De novo protein design for catalysis of any desired chemical reaction is a long-standing goal in protein engineering because of the broad spectrum of technological, scientific and medical applications. However, mapping protein sequence to protein function is currently neither computationally nor experimentally tangible. Here, we develop ProteinGAN, a self-attention-based variant of the generative adversarial network that is able to ‘learn’ natural protein sequence diversity and enables the generation of functional protein sequences. ProteinGAN learns the evolutionary relationships of protein sequences directly from the complex multidimensional amino-acid sequence space and creates new, highly diverse sequence variants with natural-like physical properties. Using malate dehydrogenase (MDH) as a template enzyme, we show that 24% (13 out of 55 tested) of the ProteinGAN-generated and experimentally tested sequences are soluble and display MDH catalytic activity in the tested conditions in vitro, including a highly mutated variant of 106 amino-acid substitutions. ProteinGAN therefore demonstrates the potential of artificial intelligence to rapidly generate highly diverse functional proteins within the allowed biological constraints of the sequence space.

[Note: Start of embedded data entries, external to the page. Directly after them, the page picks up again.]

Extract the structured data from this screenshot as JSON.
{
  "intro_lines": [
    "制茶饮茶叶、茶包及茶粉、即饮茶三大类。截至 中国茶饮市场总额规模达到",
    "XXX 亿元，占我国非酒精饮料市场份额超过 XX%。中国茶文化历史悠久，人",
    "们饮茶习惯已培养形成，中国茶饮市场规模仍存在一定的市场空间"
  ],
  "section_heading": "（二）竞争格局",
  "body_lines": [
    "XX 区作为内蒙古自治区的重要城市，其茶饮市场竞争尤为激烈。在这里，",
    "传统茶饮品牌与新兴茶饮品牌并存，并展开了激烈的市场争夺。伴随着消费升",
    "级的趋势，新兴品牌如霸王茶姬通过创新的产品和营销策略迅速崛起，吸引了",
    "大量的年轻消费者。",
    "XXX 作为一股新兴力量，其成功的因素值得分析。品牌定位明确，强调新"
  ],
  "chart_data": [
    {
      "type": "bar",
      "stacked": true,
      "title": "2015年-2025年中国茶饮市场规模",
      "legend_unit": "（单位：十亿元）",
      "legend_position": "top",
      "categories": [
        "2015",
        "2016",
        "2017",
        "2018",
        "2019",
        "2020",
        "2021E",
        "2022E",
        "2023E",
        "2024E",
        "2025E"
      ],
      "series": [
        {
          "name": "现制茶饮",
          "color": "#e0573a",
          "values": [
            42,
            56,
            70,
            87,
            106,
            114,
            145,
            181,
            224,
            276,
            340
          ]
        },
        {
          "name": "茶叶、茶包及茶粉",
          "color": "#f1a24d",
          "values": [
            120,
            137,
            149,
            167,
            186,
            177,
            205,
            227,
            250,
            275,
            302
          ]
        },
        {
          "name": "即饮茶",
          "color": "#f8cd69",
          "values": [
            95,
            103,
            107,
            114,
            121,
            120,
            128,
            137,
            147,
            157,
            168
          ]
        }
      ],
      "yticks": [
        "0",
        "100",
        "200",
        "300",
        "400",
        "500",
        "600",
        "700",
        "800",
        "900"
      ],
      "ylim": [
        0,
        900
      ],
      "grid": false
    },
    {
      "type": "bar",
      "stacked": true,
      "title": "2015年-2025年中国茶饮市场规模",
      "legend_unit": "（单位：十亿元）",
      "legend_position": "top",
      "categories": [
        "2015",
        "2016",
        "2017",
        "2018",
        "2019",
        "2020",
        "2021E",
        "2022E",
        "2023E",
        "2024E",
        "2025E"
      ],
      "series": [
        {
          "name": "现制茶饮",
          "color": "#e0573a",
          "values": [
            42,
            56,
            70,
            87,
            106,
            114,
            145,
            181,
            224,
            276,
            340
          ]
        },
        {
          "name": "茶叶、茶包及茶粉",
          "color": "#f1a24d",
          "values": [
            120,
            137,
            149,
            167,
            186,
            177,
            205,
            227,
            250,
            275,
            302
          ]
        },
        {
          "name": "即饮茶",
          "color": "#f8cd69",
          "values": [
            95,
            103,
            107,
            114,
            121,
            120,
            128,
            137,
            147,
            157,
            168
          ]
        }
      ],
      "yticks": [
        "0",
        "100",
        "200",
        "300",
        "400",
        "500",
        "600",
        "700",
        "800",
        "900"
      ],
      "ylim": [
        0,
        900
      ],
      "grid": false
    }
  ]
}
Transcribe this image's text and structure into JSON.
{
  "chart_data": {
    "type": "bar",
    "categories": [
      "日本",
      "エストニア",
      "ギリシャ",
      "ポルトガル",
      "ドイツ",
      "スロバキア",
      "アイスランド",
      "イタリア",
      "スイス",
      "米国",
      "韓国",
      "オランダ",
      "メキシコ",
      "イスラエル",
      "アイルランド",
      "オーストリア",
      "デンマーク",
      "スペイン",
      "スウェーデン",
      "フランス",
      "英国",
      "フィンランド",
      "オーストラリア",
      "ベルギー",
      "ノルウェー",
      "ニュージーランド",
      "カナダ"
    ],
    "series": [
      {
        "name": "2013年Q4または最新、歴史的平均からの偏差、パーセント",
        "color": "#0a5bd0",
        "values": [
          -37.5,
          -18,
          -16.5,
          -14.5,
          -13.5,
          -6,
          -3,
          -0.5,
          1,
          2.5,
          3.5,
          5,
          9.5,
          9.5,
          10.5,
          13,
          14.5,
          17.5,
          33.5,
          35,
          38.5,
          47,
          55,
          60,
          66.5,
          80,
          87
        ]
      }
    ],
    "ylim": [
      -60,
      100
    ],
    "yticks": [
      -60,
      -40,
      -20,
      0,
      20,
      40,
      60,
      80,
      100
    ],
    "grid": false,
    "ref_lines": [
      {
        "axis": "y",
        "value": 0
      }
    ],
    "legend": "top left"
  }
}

由于广泛的技术、科学和医学应用，从头设计用于催化任何所需化学反应的蛋白质是蛋白质工程的长期目标。然而，将蛋白质序列映射到蛋白质功能目前既不是计算也不是实验有形的。在这里，我们开发了 ProteinGAN，这是一种生成对抗网络的基于自我注意的变体，能够“学习”天然蛋白质序列多样性并能够生成功能性蛋白质序列。ProteinGAN 直接从复杂的多维氨基酸序列空间中学习蛋白质序列的进化关系，并创建具有自然物理特性的高度多样化的新序列变体。使用苹果酸脱氢酶 (MDH) 作为模板酶，我们表明，24%（55 个测试中的 13 个）ProteinGAN 生成和实验测试的序列是可溶的，并在体外测试条件下显示 MDH 催化活性，包括 106 个氨基酸取代的高度突变变体。因此，ProteinGAN 展示了人工智能在序列空间允许的生物学限制内快速生成高度多样化的功能蛋白质的潜力。